What companies may not know is that the ADA may also apply to websites. Blind and visually disabled people often use adaptive software to “read” websites and navigate using keystrokes rather than a mouse. For this assistive technology to work correctly, particular coding must be used in creating the website.
While ADA compliance for websites is currently only explicitly required for government agencies, certain government contractors and federally-funded agencies, the DOJ has repeatedly indicated that it believes all websites are places of public accommodation. A consensus on this opinion seems to have built under numerous states’ laws as well, including California. Since 2010, the DOJ has indicated that it intends to make rules regarding website accessibility under the ADA but has repeatedly pushed back its deadline to do so. Rules are now expected in April 2016.

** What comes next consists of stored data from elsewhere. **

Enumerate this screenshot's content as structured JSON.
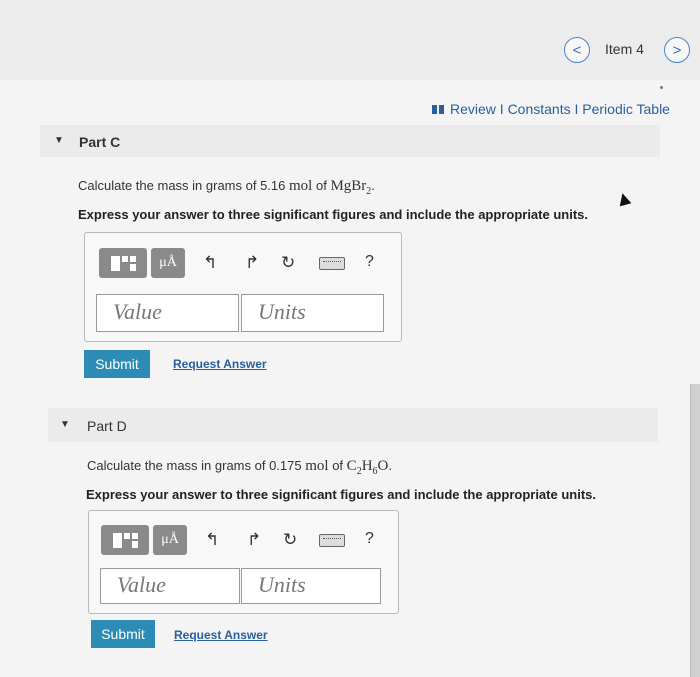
{
  "nav": {
    "prev_symbol": "<",
    "next_symbol": ">",
    "item_label": "Item 4"
  },
  "links": {
    "text": "Review I Constants I Periodic Table"
  },
  "part_c": {
    "title": "Part C",
    "question_prefix": "Calculate the mass in grams of 5.16",
    "question_unit": "mol",
    "question_mid": "of",
    "question_formula": "MgBr",
    "formula_sub": "2",
    "question_end": ".",
    "instruction": "Express your answer to three significant figures and include the appropriate units.",
    "value_placeholder": "Value",
    "units_placeholder": "Units",
    "submit_label": "Submit",
    "request_label": "Request Answer"
  },
  "part_d": {
    "title": "Part D",
    "question_prefix": "Calculate the mass in grams of 0.175",
    "question_unit": "mol",
    "question_mid": "of",
    "formula_c": "C",
    "formula_c_sub": "2",
    "formula_h": "H",
    "formula_h_sub": "6",
    "formula_o": "O",
    "question_end": ".",
    "instruction": "Express your answer to three significant figures and include the appropriate units.",
    "value_placeholder": "Value",
    "units_placeholder": "Units",
    "submit_label": "Submit",
    "request_label": "Request Answer"
  },
  "toolbar": {
    "mu_label": "μÅ",
    "undo_symbol": "↰",
    "redo_symbol": "↱",
    "reset_symbol": "↻",
    "help_symbol": "?"
  },
  "colors": {
    "accent": "#2c8cb6",
    "link": "#2a5f9e"
  }
}
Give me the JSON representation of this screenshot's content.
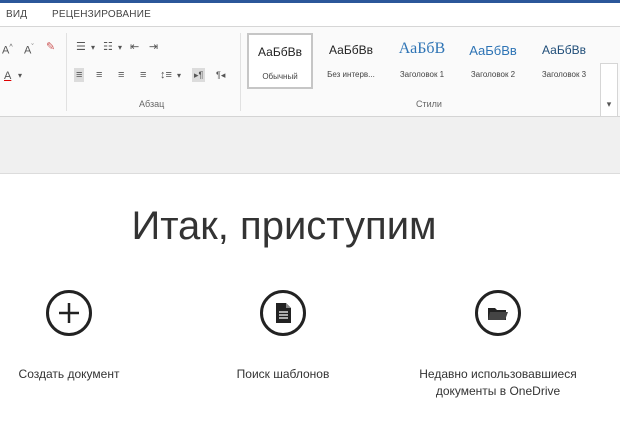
{
  "tabs": [
    {
      "label": "ВИД"
    },
    {
      "label": "РЕЦЕНЗИРОВАНИЕ"
    }
  ],
  "ribbon": {
    "paragraph_group_label": "Абзац",
    "styles_group_label": "Стили",
    "styles": [
      {
        "sample": "АаБбВв",
        "name": "Обычный",
        "active": true
      },
      {
        "sample": "АаБбВв",
        "name": "Без интерв...",
        "active": false
      },
      {
        "sample": "АаБбВ",
        "name": "Заголовок 1",
        "active": false
      },
      {
        "sample": "АаБбВв",
        "name": "Заголовок 2",
        "active": false
      },
      {
        "sample": "АаБбВв",
        "name": "Заголовок 3",
        "active": false
      }
    ]
  },
  "main": {
    "heading": "Итак, приступим",
    "actions": [
      {
        "label": "Создать документ",
        "icon": "plus-circle-icon"
      },
      {
        "label": "Поиск шаблонов",
        "icon": "document-icon"
      },
      {
        "label": "Недавно использовавшиеся документы в OneDrive",
        "icon": "folder-icon"
      }
    ]
  },
  "colors": {
    "accent": "#2b579a",
    "heading_style": "#2e74b5"
  }
}
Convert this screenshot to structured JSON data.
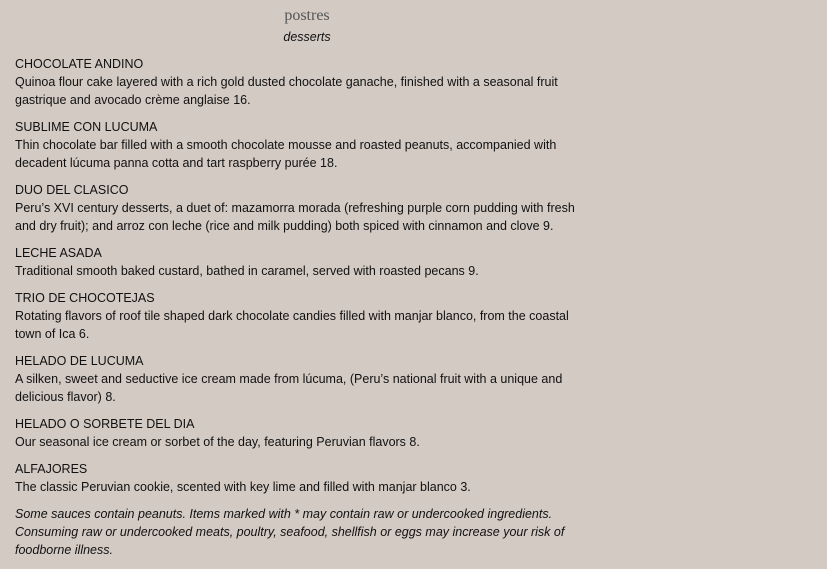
{
  "header": {
    "title": "postres",
    "subtitle": "desserts"
  },
  "items": [
    {
      "name": "CHOCOLATE ANDINO",
      "description": "Quinoa flour cake layered with a rich gold dusted chocolate ganache, finished with a seasonal fruit gastrique and avocado crème anglaise 16."
    },
    {
      "name": "SUBLIME CON LUCUMA",
      "description": "Thin chocolate bar filled with a smooth chocolate mousse and roasted peanuts, accompanied with decadent lúcuma panna cotta and tart raspberry purée 18."
    },
    {
      "name": "DUO DEL CLASICO",
      "description": "Peru’s XVI century desserts, a duet of: mazamorra morada (refreshing purple corn pudding with fresh and dry fruit); and arroz con leche (rice and milk pudding) both spiced with cinnamon and clove 9."
    },
    {
      "name": "LECHE ASADA",
      "description": "Traditional smooth baked custard, bathed in caramel, served with roasted pecans 9."
    },
    {
      "name": "TRIO DE CHOCOTEJAS",
      "description": "Rotating flavors of roof tile shaped dark chocolate candies filled with manjar blanco, from the coastal town of Ica 6."
    },
    {
      "name": "HELADO DE LUCUMA",
      "description": "A silken, sweet and seductive ice cream made from lúcuma, (Peru’s national fruit with a unique and delicious flavor) 8."
    },
    {
      "name": "HELADO O SORBETE DEL DIA",
      "description": "Our seasonal ice cream or sorbet of the day, featuring Peruvian flavors 8."
    },
    {
      "name": "ALFAJORES",
      "description": "The classic Peruvian cookie, scented with key lime and filled with manjar blanco 3."
    }
  ],
  "disclaimer": "Some sauces contain peanuts. Items marked with * may contain raw or undercooked ingredients. Consuming raw or undercooked meats, poultry, seafood, shellfish or eggs may increase your risk of foodborne illness."
}
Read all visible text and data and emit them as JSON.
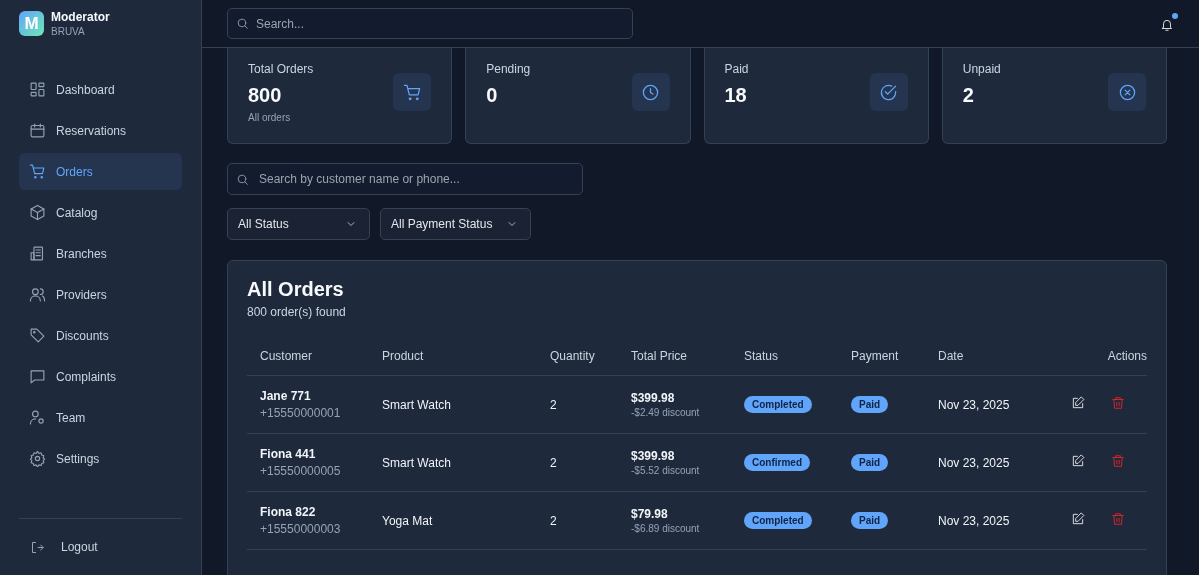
{
  "sidebar": {
    "brand": {
      "logo": "M",
      "title": "Moderator",
      "subtitle": "BRUVA"
    },
    "items": [
      {
        "label": "Dashboard",
        "selected": false
      },
      {
        "label": "Reservations",
        "selected": false
      },
      {
        "label": "Orders",
        "selected": true
      },
      {
        "label": "Catalog",
        "selected": false
      },
      {
        "label": "Branches",
        "selected": false
      },
      {
        "label": "Providers",
        "selected": false
      },
      {
        "label": "Discounts",
        "selected": false
      },
      {
        "label": "Complaints",
        "selected": false
      },
      {
        "label": "Team",
        "selected": false
      },
      {
        "label": "Settings",
        "selected": false
      }
    ],
    "logout": "Logout"
  },
  "top_bar": {
    "search": {
      "placeholder": "Search..."
    },
    "notifications": {
      "unread": true
    }
  },
  "stats": [
    {
      "label": "Total Orders",
      "value": "800",
      "note": "All orders"
    },
    {
      "label": "Pending",
      "value": "0"
    },
    {
      "label": "Paid",
      "value": "18"
    },
    {
      "label": "Unpaid",
      "value": "2"
    }
  ],
  "filters": {
    "search": {
      "placeholder": "Search by customer name or phone..."
    },
    "status": "All Status",
    "payment_status": "All Payment Status"
  },
  "table": {
    "title": "All Orders",
    "subtitle": "800 order(s) found",
    "columns": [
      "Customer",
      "Product",
      "Quantity",
      "Total Price",
      "Status",
      "Payment",
      "Date",
      "Actions"
    ],
    "rows": [
      {
        "name": "Jane 771",
        "phone": "+15550000001",
        "product": "Smart Watch",
        "quantity": "2",
        "price": "$399.98",
        "discount": "-$2.49 discount",
        "status": "Completed",
        "payment": "Paid",
        "date": "Nov 23, 2025"
      },
      {
        "name": "Fiona 441",
        "phone": "+15550000005",
        "product": "Smart Watch",
        "quantity": "2",
        "price": "$399.98",
        "discount": "-$5.52 discount",
        "status": "Confirmed",
        "payment": "Paid",
        "date": "Nov 23, 2025"
      },
      {
        "name": "Fiona 822",
        "phone": "+15550000003",
        "product": "Yoga Mat",
        "quantity": "2",
        "price": "$79.98",
        "discount": "-$6.89 discount",
        "status": "Completed",
        "payment": "Paid",
        "date": "Nov 23, 2025"
      }
    ]
  }
}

In the meantime, plaintiffs have filed dozens of lawsuits against businesses in a wide range of industries—including those that have no brick-and-mortar locations—alleging discrimination under the ADA based on website accessibility. Notably, the National Federation of the Blind has filed numerous suits, including a class action against Target, which Target settled for more than $6 million and an agreement to take certain remedial steps to improve its website experience for blind consumers.
In the absence of rules, many of the settlements approved by the DOJ have leaned heavily on the World Wide Web Consortium’s Web Content Accessibility Guidelines (WCAG) for guidance on how to make websites more accessible, and
the DOJ has specifically signed off on settlements where alleged ADA violators agree to comply with WCAG at the AA level. Full text of the WCAG is available at http://www.w3.org/TR/WCAG20/.
Businesses building or updating websites would be well-advised to consider accessibility from the outset, because litigation in this area appears to be increasing as more plaintiffs firms see opportunities. Moreover, plaintiffs generally are not required to notify allegedly noncompliant businesses (and allow them to remediate any issues) prior to filing suit.